When I arrived at the Red Cross center, I was asked my blood type. It's B+ and they only wanted O that day. Physically weary and mentally and emotionally drained, I decided to walk back to Times Square. I saw three cops at Columbus Circle and gave up trying to remain stoic. Mércia had been absolutely terrified and I knew that one of us had to be strong during the difficult times that we were sure lay ahead. I was alone, now, however and could succumb to the nexus of fatigue and fear that was permeating my spirit. The tears flowed freely and I didn't care.

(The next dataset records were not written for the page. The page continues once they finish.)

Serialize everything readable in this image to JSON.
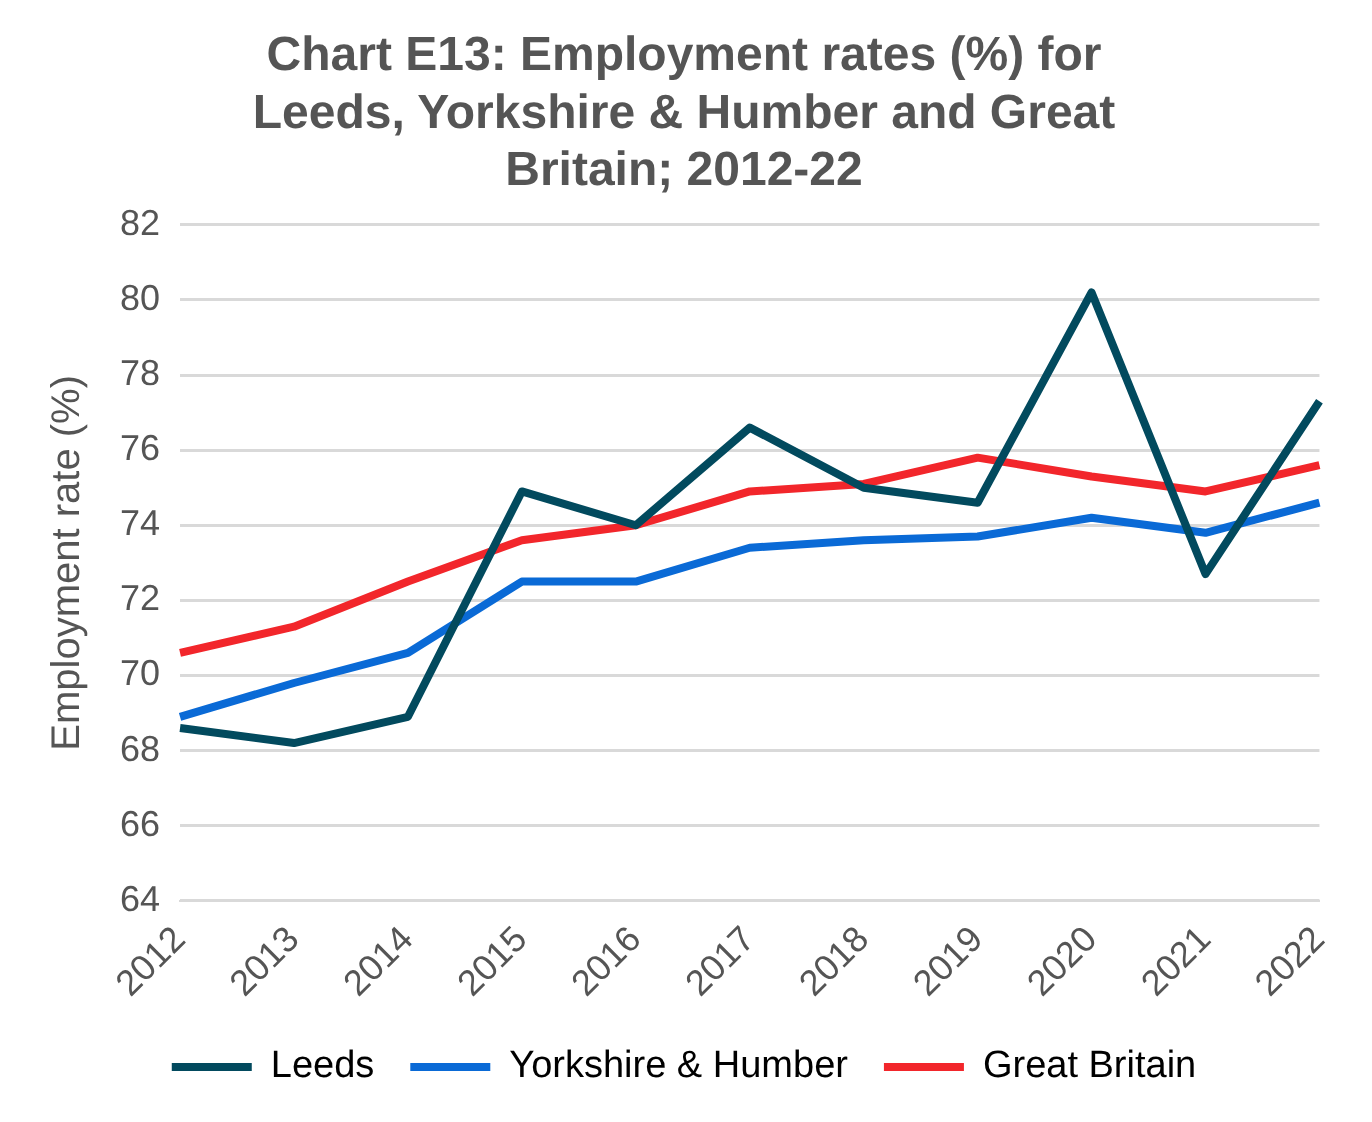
{
  "chart_data": {
    "type": "line",
    "title": "Chart E13: Employment rates (%) for Leeds, Yorkshire & Humber and Great Britain; 2012-22",
    "ylabel": "Employment rate (%)",
    "categories": [
      "2012",
      "2013",
      "2014",
      "2015",
      "2016",
      "2017",
      "2018",
      "2019",
      "2020",
      "2021",
      "2022"
    ],
    "series": [
      {
        "name": "Leeds",
        "color": "#024a5e",
        "values": [
          68.6,
          68.2,
          68.9,
          74.9,
          74.0,
          76.6,
          75.0,
          74.6,
          80.2,
          72.7,
          77.3
        ]
      },
      {
        "name": "Yorkshire & Humber",
        "color": "#0a6ad6",
        "values": [
          68.9,
          69.8,
          70.6,
          72.5,
          72.5,
          73.4,
          73.6,
          73.7,
          74.2,
          73.8,
          74.6
        ]
      },
      {
        "name": "Great Britain",
        "color": "#f2262b",
        "values": [
          70.6,
          71.3,
          72.5,
          73.6,
          74.0,
          74.9,
          75.1,
          75.8,
          75.3,
          74.9,
          75.6
        ]
      }
    ],
    "ylim": [
      64,
      82
    ],
    "yticks": [
      64,
      66,
      68,
      70,
      72,
      74,
      76,
      78,
      80,
      82
    ],
    "grid": "y",
    "legend": "bottom",
    "marker": "none",
    "line_style": "solid"
  }
}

The next morning I awoke at 5 a.m. to the smell of something burning. I went around the department touching all the appliances that stay plugged in and on all the time. Everything felt normal. I noticed that the smell was coming from the southwest and promptly concluded that the wind had changed direction. I was now smelling the remains of the WTC from some twelve miles away.
The next day at work we find out the horrifying news that one of our colleagues, Jane Simpkin was on Flight 175, the jet that crashed into the South Tower. Later that day we find out that Peter Owens, the brother-in-law of a dear colleague in my department had perished in his office at Cantor Fitzgerald.

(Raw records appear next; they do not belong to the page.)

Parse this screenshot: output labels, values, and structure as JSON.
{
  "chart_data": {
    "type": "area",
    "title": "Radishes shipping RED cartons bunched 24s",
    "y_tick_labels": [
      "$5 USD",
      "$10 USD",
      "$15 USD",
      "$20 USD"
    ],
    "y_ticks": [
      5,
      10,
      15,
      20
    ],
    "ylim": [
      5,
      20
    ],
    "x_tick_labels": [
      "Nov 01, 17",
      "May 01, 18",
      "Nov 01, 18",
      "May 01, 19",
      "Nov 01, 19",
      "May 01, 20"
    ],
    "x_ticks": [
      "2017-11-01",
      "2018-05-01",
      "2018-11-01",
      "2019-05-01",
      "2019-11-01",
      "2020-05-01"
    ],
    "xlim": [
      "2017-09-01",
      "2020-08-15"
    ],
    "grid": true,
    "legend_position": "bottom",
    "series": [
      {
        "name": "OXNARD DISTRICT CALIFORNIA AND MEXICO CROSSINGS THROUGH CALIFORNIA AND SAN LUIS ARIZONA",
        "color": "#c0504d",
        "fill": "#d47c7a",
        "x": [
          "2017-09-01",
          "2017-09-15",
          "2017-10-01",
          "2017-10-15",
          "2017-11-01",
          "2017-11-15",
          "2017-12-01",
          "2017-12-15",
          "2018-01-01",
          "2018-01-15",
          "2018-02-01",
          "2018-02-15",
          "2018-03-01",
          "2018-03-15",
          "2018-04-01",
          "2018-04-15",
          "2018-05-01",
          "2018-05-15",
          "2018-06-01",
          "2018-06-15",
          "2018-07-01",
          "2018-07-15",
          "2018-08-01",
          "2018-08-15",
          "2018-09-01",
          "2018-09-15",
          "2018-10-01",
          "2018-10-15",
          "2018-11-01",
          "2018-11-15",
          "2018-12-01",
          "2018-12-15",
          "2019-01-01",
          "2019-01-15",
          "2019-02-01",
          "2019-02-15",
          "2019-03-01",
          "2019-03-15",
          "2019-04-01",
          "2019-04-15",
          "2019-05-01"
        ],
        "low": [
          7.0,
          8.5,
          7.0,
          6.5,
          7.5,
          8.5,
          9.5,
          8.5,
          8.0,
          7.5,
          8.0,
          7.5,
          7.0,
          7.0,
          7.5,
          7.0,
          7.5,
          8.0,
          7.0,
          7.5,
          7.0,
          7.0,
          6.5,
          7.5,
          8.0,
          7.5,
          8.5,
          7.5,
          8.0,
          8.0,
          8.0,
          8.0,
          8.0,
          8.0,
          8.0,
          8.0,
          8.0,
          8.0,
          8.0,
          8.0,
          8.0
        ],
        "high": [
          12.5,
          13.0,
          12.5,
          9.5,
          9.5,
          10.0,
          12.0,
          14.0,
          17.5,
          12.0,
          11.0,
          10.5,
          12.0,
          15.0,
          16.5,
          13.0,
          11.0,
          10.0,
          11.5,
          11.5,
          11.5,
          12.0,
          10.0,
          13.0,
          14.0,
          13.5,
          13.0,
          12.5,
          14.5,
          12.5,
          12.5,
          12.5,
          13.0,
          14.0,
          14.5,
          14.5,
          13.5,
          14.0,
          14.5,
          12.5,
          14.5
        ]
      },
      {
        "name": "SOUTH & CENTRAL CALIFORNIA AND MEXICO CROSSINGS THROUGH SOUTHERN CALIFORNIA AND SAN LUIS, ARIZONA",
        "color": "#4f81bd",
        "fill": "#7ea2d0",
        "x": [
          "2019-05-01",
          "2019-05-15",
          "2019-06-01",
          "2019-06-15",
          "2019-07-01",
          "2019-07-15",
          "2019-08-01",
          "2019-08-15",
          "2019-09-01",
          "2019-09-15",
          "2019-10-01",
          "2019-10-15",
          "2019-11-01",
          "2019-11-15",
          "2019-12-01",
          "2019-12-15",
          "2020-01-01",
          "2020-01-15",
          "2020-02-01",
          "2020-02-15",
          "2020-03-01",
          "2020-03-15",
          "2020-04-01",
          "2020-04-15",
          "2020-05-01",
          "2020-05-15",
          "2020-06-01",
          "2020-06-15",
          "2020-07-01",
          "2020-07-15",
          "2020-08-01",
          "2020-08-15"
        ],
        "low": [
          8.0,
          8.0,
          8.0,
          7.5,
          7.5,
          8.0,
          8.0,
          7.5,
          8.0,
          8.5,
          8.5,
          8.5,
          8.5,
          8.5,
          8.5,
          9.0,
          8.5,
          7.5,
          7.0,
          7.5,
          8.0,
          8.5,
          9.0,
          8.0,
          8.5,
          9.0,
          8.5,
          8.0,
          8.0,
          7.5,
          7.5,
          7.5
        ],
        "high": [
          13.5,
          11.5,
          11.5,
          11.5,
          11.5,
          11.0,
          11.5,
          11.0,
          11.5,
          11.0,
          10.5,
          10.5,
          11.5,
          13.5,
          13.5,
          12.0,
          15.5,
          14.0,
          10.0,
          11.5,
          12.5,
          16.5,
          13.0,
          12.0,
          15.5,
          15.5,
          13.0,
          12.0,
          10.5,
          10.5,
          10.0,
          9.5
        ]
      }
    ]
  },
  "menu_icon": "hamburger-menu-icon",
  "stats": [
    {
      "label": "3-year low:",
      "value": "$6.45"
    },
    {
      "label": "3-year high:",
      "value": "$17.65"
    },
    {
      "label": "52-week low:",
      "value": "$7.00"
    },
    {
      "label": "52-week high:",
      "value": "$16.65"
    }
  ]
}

When I got home conveyed this news to Mércia. She was upset and her family had been begging us to go to Brazil. I had been to Barnes and Noble during lunch and bought a copy of John Ray's The Night Blitz. I am convinced then, as I am convinced now, without minimizing the horror of what had happened in southern Manhattan, if the British civilian population could survive eight months of nearly nightly bombardment by the Nazis, we could survive this.
Finally, I'll leave it to The Onion to have the last word in an uncharacteristically poignant fashion.
9/11 is a day to bless our family's dumb irish luck. my aunt retired from the nys dept of taxation and finance four months before the attack so didnt go to her office on the 40th floor of the south tower, my brother's company did security work for some of the companies in the wtc and he was in and out of there all the time, but on 9/11 he was up here getting some dental work done, and my brother in law's ladder company in queens got to the towers 5 minutes after the second tower came down. i still find it amazing how just how much is owed to blind stupid luck
Posted by: akaky | September 13, 2003 at 03:12 PM
I don't know who said it, but someone once said that 50% of success is just showing up, and of course we all know about being in the right place at the right time. Sounds to me like your family subscribes to that line of thinking, or should!
I had a friend of a friend whose subway was late that morning and she was cursing that she would have arrived at AXA late that day. She was one of the few survivors from her department.
I was also tempted to fly to Portland, OR on the 11th instead of the 12th. I happen to like Portland and was going to spend a day there on my own (probably at Powell's) before traveling for business. While I don't think that I would have been in danger, my flight was due to leave at 8 a.m. and I would have certainly been inconvenienced, certainly a much smaller problem than what so many suffered.